Babies with big heads smarter by age eight

According to researchers in the UK, how much a child's head grows by the time he or she reaches age one may be an indication of a child's intelligence.

The researchers from the University of Southampton, in England say although they do not know exactly what causes some babies to have bigger brains than others, the brain volume a child achieves by the age of one year helps determine later intelligence.

Lead author Catherine Gale, PhD, of the University of Southampton says head growth, especially in infancy may be one of those factors.

Gale and her team studied 633 full-term British babies from the Avon Longitudinal Study of Parents and Children.

They measured with a tape measure the babies' head circumference at birth, one year, four years, and eight years.

The children were given Wechsler Preschool and Primary Scale of Intelligence at the age 4 years old and the Wechsler Intelligence test at 8 years of age and it was found that those with the biggest heads achieved the highest IQ scores.

The researchers suggest that brain growth after infancy, at least in terms of brain volume, is unlikely to compensate for poor growth in the first year of life and did not seem to be as significant.

For the study the researchers also studied the babies' parents; mothers were asked to complete surveys about their parenting style, their older children, and other factors such as breastfeeding and postpartum depression and each mother was given a parenting score based on the survey results.
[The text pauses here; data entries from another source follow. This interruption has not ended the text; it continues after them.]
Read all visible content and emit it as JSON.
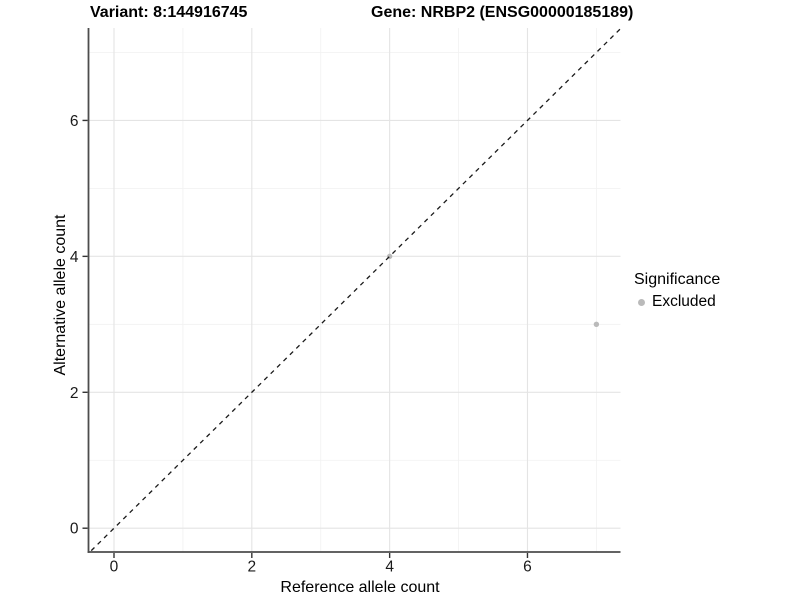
{
  "titles": {
    "left": "Variant: 8:144916745",
    "right": "Gene: NRBP2 (ENSG00000185189)"
  },
  "chart_data": {
    "type": "scatter",
    "title_left": "Variant: 8:144916745",
    "title_right": "Gene: NRBP2 (ENSG00000185189)",
    "xlabel": "Reference allele count",
    "ylabel": "Alternative allele count",
    "xlim": [
      -0.37,
      7.35
    ],
    "ylim": [
      -0.35,
      7.36
    ],
    "x_ticks": [
      0,
      2,
      4,
      6
    ],
    "x_tick_labels": [
      "0",
      "2",
      "4",
      "6"
    ],
    "y_ticks": [
      0,
      2,
      4,
      6
    ],
    "y_tick_labels": [
      "0",
      "2",
      "4",
      "6"
    ],
    "x_minor_ticks": [
      1,
      3,
      5,
      7
    ],
    "y_minor_ticks": [
      1,
      3,
      5,
      7
    ],
    "grid": "on",
    "identity_line": {
      "slope": 1,
      "intercept": 0,
      "style": "dashed",
      "color": "#1a1a1a"
    },
    "series": [
      {
        "name": "Excluded",
        "color": "#bababa",
        "points": [
          [
            4,
            4
          ],
          [
            7,
            3
          ]
        ]
      }
    ],
    "legend": {
      "position": "right",
      "title": "Significance",
      "items": [
        {
          "label": "Excluded",
          "color": "#bababa"
        }
      ]
    },
    "colors": {
      "major_grid": "#e4e4e4",
      "minor_grid": "#f1f1f1",
      "axis_line": "#4d4d4d",
      "tick_mark": "#333333",
      "tick_label": "#1a1a1a",
      "background": "#ffffff"
    }
  }
}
It was found that babies tended to have higher IQ scores if their parents had more education, had been breastfed for three or more months, and had mothers with high scores on the parenting questionnaire.

This remained the case even after adjustments were made for all those factors, and babies' head growth by age 1 remained tied to IQ scores among the 4- and 8-year-olds.

The researchers say that their findings provide 'additional evidence that infancy is the most important period of postnatal brain growth for determining later intelligence'.

They conclude that the brain volume a child achieves by the age of one year helps determine later intelligence.

Growth in brain volume after infancy may not, they say, compensate for poorer earlier growth.

The research is published in the current edition of Pediatrics.